In anticipation of possible casualties, pre-determined teams began shuttling all but the most serious cases from the downstairs emergency ward to the floors above. They were still clearing the ward when the ambulances began arriving.
In a matter of minutes, the ward was full of the victims of Kimveer Gill's murderous shooting rampage. Dr. Bruno Bernardin and Dr. Tarek Razek assessed each patient and supervised their care. The most serious case, a patient with a head wound, and others shot in the chest and abdomen, were immediately dispatched to surgery. Soon after, parents and friends began streaming in, desperately seeking news of their loved ones. But the urgency of the situation meant that there was little time for sharing information, saving lives was all that counted. "It was organized chaos," said Razek, head of the MUHC trauma program.

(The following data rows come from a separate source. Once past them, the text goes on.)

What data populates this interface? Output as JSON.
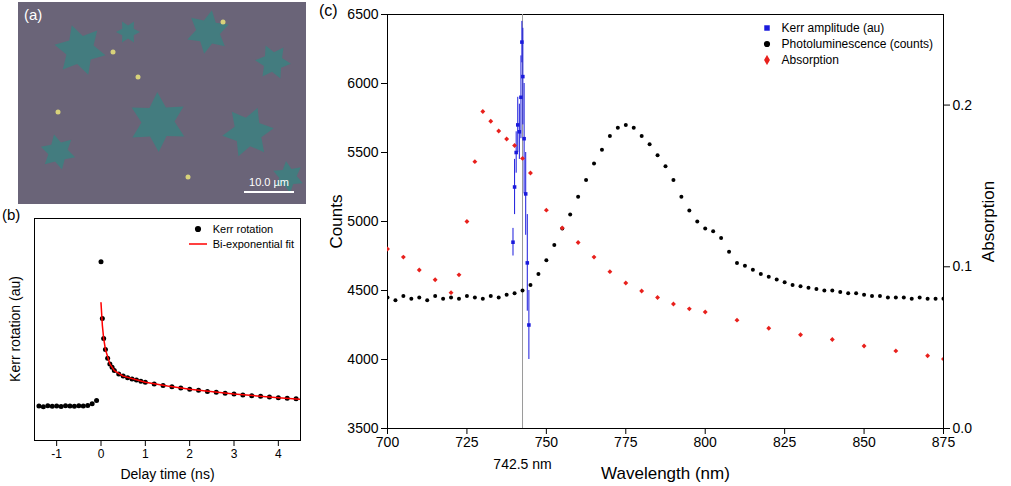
{
  "image": {
    "panel": "(a)",
    "scale_bar": "10.0 µm"
  },
  "chart_data": [
    {
      "panel": "(b)",
      "type": "scatter",
      "x_label": "Delay time (ns)",
      "y_label": "Kerr rotation (au)",
      "xlim": [
        -1.5,
        4.5
      ],
      "xticks": [
        -1,
        0,
        1,
        2,
        3,
        4
      ],
      "ylim": [
        0,
        1
      ],
      "tick_labels": "x",
      "legend": "top-right",
      "series": [
        {
          "name": "Kerr rotation",
          "type": "scatter",
          "color": "#000000",
          "marker": "circle",
          "x": [
            -1.4,
            -1.3,
            -1.2,
            -1.1,
            -1.0,
            -0.9,
            -0.8,
            -0.7,
            -0.6,
            -0.5,
            -0.4,
            -0.3,
            -0.2,
            -0.1,
            0,
            0.03,
            0.06,
            0.1,
            0.15,
            0.2,
            0.25,
            0.3,
            0.4,
            0.5,
            0.6,
            0.7,
            0.8,
            0.9,
            1,
            1.2,
            1.4,
            1.6,
            1.8,
            2.0,
            2.2,
            2.4,
            2.6,
            2.8,
            3.0,
            3.2,
            3.4,
            3.6,
            3.8,
            4.0,
            4.2,
            4.4
          ],
          "values": [
            0.155,
            0.152,
            0.156,
            0.154,
            0.155,
            0.153,
            0.156,
            0.155,
            0.154,
            0.156,
            0.155,
            0.158,
            0.165,
            0.18,
            0.805,
            0.55,
            0.46,
            0.41,
            0.37,
            0.345,
            0.33,
            0.315,
            0.3,
            0.29,
            0.283,
            0.277,
            0.272,
            0.267,
            0.262,
            0.255,
            0.248,
            0.242,
            0.236,
            0.231,
            0.226,
            0.221,
            0.217,
            0.213,
            0.209,
            0.205,
            0.202,
            0.199,
            0.196,
            0.193,
            0.19,
            0.188
          ]
        },
        {
          "name": "Bi-exponential fit",
          "type": "line",
          "color": "#ff0000",
          "line_style": "solid",
          "x": [
            0,
            0.03,
            0.06,
            0.1,
            0.2,
            0.3,
            0.5,
            1,
            1.5,
            2,
            3,
            4,
            4.5
          ],
          "values": [
            0.62,
            0.52,
            0.46,
            0.41,
            0.345,
            0.315,
            0.29,
            0.262,
            0.245,
            0.231,
            0.209,
            0.193,
            0.186
          ]
        }
      ]
    },
    {
      "panel": "(c)",
      "type": "scatter",
      "x_label": "Wavelength (nm)",
      "y_label": "Counts",
      "y2_label": "Absorption",
      "xlim": [
        700,
        875
      ],
      "xticks": [
        700,
        725,
        750,
        775,
        800,
        825,
        850,
        875
      ],
      "ylim": [
        3500,
        6500
      ],
      "yticks": [
        3500,
        4000,
        4500,
        5000,
        5500,
        6000,
        6500
      ],
      "y2lim": [
        0,
        0.256
      ],
      "y2ticks": [
        {
          "value": 0,
          "label": "0.0"
        },
        0.1,
        0.2
      ],
      "legend": "top-right",
      "annotations": [
        {
          "x": 742.5,
          "text": "742.5 nm"
        }
      ],
      "series": [
        {
          "name": "Kerr amplitude (au)",
          "type": "scatter",
          "color": "#1a1adc",
          "marker": "square",
          "x": [
            739.5,
            740,
            740.5,
            741,
            741.5,
            742,
            742.3,
            742.6,
            743,
            743.5,
            744,
            744.5
          ],
          "values": [
            4850,
            5250,
            5500,
            5700,
            5650,
            5900,
            6300,
            6050,
            5600,
            5200,
            4700,
            4250
          ],
          "errors": [
            100,
            200,
            150,
            200,
            200,
            300,
            150,
            350,
            400,
            300,
            350,
            250
          ]
        },
        {
          "name": "Photoluminescence (counts)",
          "type": "scatter",
          "color": "#000000",
          "marker": "circle",
          "x": [
            700,
            702.5,
            705,
            707.5,
            710,
            712.5,
            715,
            717.5,
            720,
            722.5,
            725,
            727.5,
            730,
            732.5,
            735,
            737.5,
            740,
            742.5,
            745,
            747.5,
            750,
            752.5,
            755,
            757.5,
            760,
            762.5,
            765,
            767.5,
            770,
            772.5,
            775,
            777.5,
            780,
            782.5,
            785,
            787.5,
            790,
            792.5,
            795,
            797.5,
            800,
            802.5,
            805,
            807.5,
            810,
            812.5,
            815,
            817.5,
            820,
            822.5,
            825,
            827.5,
            830,
            832.5,
            835,
            837.5,
            840,
            842.5,
            845,
            847.5,
            850,
            852.5,
            855,
            857.5,
            860,
            862.5,
            865,
            867.5,
            870,
            872.5,
            875
          ],
          "values": [
            4450,
            4430,
            4460,
            4440,
            4450,
            4430,
            4460,
            4440,
            4450,
            4440,
            4460,
            4450,
            4440,
            4460,
            4450,
            4470,
            4480,
            4500,
            4540,
            4620,
            4720,
            4830,
            4950,
            5050,
            5180,
            5300,
            5420,
            5520,
            5620,
            5680,
            5700,
            5680,
            5620,
            5560,
            5480,
            5400,
            5300,
            5180,
            5080,
            5000,
            4950,
            4930,
            4880,
            4780,
            4700,
            4680,
            4650,
            4620,
            4600,
            4580,
            4560,
            4540,
            4530,
            4520,
            4510,
            4500,
            4500,
            4490,
            4480,
            4480,
            4470,
            4460,
            4460,
            4450,
            4450,
            4450,
            4440,
            4450,
            4440,
            4440,
            4440
          ]
        },
        {
          "name": "Absorption",
          "type": "scatter",
          "color": "#e8201c",
          "marker": "diamond",
          "axis": "y2",
          "x": [
            700,
            705,
            710,
            715,
            720,
            722.5,
            725,
            727.5,
            730,
            732.5,
            735,
            737.5,
            740,
            742.5,
            745,
            750,
            755,
            760,
            765,
            770,
            775,
            780,
            785,
            790,
            795,
            800,
            810,
            820,
            830,
            840,
            850,
            860,
            870,
            875
          ],
          "values": [
            0.111,
            0.106,
            0.098,
            0.092,
            0.084,
            0.095,
            0.128,
            0.165,
            0.196,
            0.19,
            0.184,
            0.179,
            0.175,
            0.167,
            0.158,
            0.135,
            0.124,
            0.115,
            0.106,
            0.097,
            0.09,
            0.085,
            0.081,
            0.077,
            0.074,
            0.072,
            0.067,
            0.062,
            0.058,
            0.055,
            0.051,
            0.048,
            0.045,
            0.043
          ]
        }
      ]
    }
  ]
}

The hospital's team of psychiatrists and social workers took control. Acting as liaisons between doctors and families, they found out and passed along as much information as they could.

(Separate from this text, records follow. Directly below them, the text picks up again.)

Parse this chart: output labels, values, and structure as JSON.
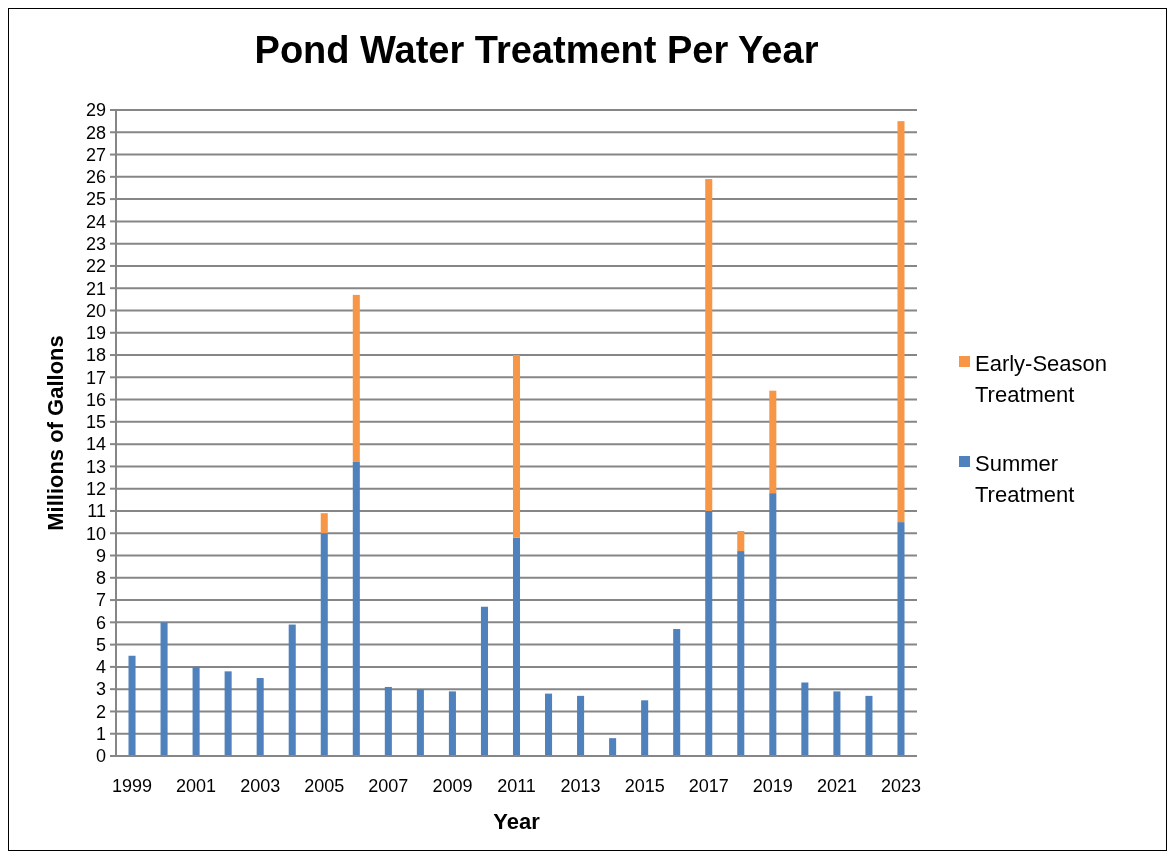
{
  "chart_data": {
    "type": "bar",
    "title": "Pond Water Treatment Per Year",
    "xlabel": "Year",
    "ylabel": "Millions of Gallons",
    "categories": [
      "1999",
      null,
      "2001",
      null,
      "2003",
      null,
      "2005",
      null,
      "2007",
      null,
      "2009",
      null,
      "2011",
      null,
      "2013",
      null,
      "2015",
      null,
      "2017",
      null,
      "2019",
      null,
      "2021",
      null,
      "2023"
    ],
    "stacked": true,
    "series": [
      {
        "name": "Summer Treatment",
        "color": "#4f81bd",
        "values": [
          4.5,
          6.0,
          4.0,
          3.8,
          3.5,
          5.9,
          10.0,
          13.2,
          3.1,
          3.0,
          2.9,
          6.7,
          9.8,
          2.8,
          2.7,
          0.8,
          2.5,
          5.7,
          11.0,
          9.2,
          11.8,
          3.3,
          2.9,
          2.7,
          10.5
        ]
      },
      {
        "name": "Early-Season Treatment",
        "color": "#f79646",
        "values": [
          0,
          0,
          0,
          0,
          0,
          0,
          0.9,
          7.5,
          0,
          0,
          0,
          0,
          8.2,
          0,
          0,
          0,
          0,
          0,
          14.9,
          0.9,
          4.6,
          0,
          0,
          0,
          18.0
        ]
      }
    ],
    "ylim": [
      0,
      29
    ],
    "yticks": [
      0,
      1,
      2,
      3,
      4,
      5,
      6,
      7,
      8,
      9,
      10,
      11,
      12,
      13,
      14,
      15,
      16,
      17,
      18,
      19,
      20,
      21,
      22,
      23,
      24,
      25,
      26,
      27,
      28,
      29
    ],
    "grid": "y",
    "legend": "right"
  }
}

By now, off-duty doctors, nurses and hospital staff were showing up, anxious to lend a hand after hearing the horrible news. "Most of these people came in of their own volition," said Razek. "Their tremendous willingness to help was really something to see." By the end of the day, 11 people had been admitted to the Montreal General while two others had been taken to the Jewish General. Nineteen-year-old Anastasia DeSousa had already perished from her injuries at the scene.
The next morning, the General's mental health professionals began hooking up with outside agencies from Dawson, Concordia University and the CLSC to draft a plan of action for the difficult days and weeks that lay ahead. The MUHC spearheaded the implementation of a hotline manned by psychiatric nurses trained to distribute information and deal with distressed callers. Within the first 24 hours, hotline operators handled more than 160 calls.
At the re-opening of Dawson on September 19, 57 therapists were on hand to provide support for people having difficulty coping with the situation. The need was so great that by noon 30 more therapists had been called in. "It is normal that people are having intense reactions, crying, anxiety, nightmares," says Karine Josée Iguartua, the MUHC's director of emergency psychiatry services. "But a vital part of their recovery is getting back to school."